Nachdem die Freestyler bereits seit mehreren Wochen rund um den Globus aktiv sind, steigen in den kommenden Tagen auch die deutschen Alpin-Snowboarder endlich in den Weltcup-Zirkus ein.

Raceboarder eröffnen Saison in Italien

Nachdem die Freestyler bereits seit mehreren Wochen rund um den Globus aktiv sind, steigen in den kommenden Tagen auch die deutschen Alpin-Snowboarder endlich in den Weltcup-Zirkus ein.

Am 13. bzw. 15. Dezember findet in Carezza und Cortina d'Ampezzo der traditionelle Doppel-Parallelriesenslalom-Opener statt, an den vor allem das Damenteam von Snowboard Germany gute Erinnerungen hat. Denn im Vorjahr bildeten die zweiten Plätze von Ramona Hofmeister (Carezza) und Selina Jörg (Cortina) sowie Platz fünf von Carolin Langenhorst (Cortina) den Aufgalopp zur erfolgreichsten Saison des noch jungen Verbandes, an dessen Ende der Gewinn zweier olympischer Medaillen stand.

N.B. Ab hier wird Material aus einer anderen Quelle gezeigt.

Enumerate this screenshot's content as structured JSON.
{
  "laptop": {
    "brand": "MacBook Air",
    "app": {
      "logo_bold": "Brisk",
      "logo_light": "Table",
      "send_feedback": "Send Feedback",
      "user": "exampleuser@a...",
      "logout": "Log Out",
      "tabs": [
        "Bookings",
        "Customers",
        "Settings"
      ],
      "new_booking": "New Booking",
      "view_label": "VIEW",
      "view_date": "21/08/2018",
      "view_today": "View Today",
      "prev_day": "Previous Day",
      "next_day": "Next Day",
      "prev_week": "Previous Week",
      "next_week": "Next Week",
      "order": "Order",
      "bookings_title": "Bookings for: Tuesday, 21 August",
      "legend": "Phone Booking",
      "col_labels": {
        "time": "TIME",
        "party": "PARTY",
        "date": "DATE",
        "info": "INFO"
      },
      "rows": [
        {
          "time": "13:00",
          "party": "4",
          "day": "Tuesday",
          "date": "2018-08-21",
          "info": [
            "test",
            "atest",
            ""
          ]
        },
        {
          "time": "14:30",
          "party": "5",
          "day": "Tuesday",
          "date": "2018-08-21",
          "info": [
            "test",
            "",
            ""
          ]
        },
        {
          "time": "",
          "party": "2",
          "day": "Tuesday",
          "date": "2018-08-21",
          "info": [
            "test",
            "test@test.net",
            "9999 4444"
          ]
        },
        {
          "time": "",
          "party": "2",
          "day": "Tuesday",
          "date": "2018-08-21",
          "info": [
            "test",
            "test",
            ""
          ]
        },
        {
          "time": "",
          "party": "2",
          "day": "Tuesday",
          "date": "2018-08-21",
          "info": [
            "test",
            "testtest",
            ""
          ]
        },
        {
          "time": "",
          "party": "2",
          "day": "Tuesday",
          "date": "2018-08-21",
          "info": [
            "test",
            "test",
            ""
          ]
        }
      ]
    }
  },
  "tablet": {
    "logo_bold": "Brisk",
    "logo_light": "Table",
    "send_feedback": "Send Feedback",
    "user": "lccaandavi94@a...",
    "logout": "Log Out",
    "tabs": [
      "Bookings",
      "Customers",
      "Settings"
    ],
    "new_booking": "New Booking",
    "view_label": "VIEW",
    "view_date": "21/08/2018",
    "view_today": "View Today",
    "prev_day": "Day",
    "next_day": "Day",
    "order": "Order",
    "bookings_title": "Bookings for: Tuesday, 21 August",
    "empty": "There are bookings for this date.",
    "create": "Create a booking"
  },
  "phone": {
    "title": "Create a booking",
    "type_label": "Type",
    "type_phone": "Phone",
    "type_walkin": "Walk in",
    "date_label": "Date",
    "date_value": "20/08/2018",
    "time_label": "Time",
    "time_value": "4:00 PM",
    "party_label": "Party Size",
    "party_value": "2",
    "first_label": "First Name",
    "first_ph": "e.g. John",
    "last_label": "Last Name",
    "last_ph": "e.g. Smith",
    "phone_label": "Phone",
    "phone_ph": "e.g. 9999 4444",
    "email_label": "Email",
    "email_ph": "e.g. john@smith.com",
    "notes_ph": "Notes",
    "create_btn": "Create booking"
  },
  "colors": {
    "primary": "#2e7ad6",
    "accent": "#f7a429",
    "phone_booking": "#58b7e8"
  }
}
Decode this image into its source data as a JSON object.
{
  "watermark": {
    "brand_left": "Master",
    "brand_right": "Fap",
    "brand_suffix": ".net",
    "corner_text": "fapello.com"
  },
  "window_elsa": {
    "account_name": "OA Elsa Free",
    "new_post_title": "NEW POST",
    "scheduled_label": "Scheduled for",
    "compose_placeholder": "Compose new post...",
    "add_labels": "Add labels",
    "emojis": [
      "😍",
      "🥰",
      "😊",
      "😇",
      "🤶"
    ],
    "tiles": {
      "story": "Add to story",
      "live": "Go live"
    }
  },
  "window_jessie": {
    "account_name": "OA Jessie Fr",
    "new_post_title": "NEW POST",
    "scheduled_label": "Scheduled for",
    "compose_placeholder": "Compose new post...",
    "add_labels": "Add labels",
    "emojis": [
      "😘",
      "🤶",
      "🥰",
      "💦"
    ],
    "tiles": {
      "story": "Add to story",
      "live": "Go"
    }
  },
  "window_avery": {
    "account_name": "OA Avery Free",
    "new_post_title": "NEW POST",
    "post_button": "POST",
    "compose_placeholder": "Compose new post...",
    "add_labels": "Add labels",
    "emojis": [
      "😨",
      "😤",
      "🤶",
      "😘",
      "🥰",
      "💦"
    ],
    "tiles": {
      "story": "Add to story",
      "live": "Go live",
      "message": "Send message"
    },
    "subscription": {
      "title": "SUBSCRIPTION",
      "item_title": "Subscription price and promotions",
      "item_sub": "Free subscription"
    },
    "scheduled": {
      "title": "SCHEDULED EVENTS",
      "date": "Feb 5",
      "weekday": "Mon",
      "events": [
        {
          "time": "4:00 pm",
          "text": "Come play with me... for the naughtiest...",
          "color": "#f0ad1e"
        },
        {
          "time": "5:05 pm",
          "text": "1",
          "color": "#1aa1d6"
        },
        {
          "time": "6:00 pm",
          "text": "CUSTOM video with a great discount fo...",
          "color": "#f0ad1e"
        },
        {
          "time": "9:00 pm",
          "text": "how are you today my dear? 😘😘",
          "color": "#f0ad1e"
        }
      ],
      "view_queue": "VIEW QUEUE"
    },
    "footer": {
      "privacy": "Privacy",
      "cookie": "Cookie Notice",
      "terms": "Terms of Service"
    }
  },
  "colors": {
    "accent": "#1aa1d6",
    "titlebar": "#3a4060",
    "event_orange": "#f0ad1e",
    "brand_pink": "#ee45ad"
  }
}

Allerdings freut sich Jörg, die Zweite von Pyeongchang, nur auf eines der beiden Rennen. „Ich erwarte mir nicht so viel von Carezza. Mit dem Hang dort habe ich mich noch nie wirklich anfreunden können“, so die 30-jährige Allgäuerin, die vor allem mit dem extrem steilen oberen Teil der Pra di Tori-Piste nicht warm wird und in den letzten drei Jahren in Südtirol nie über Platz neun hinaus gekommen ist.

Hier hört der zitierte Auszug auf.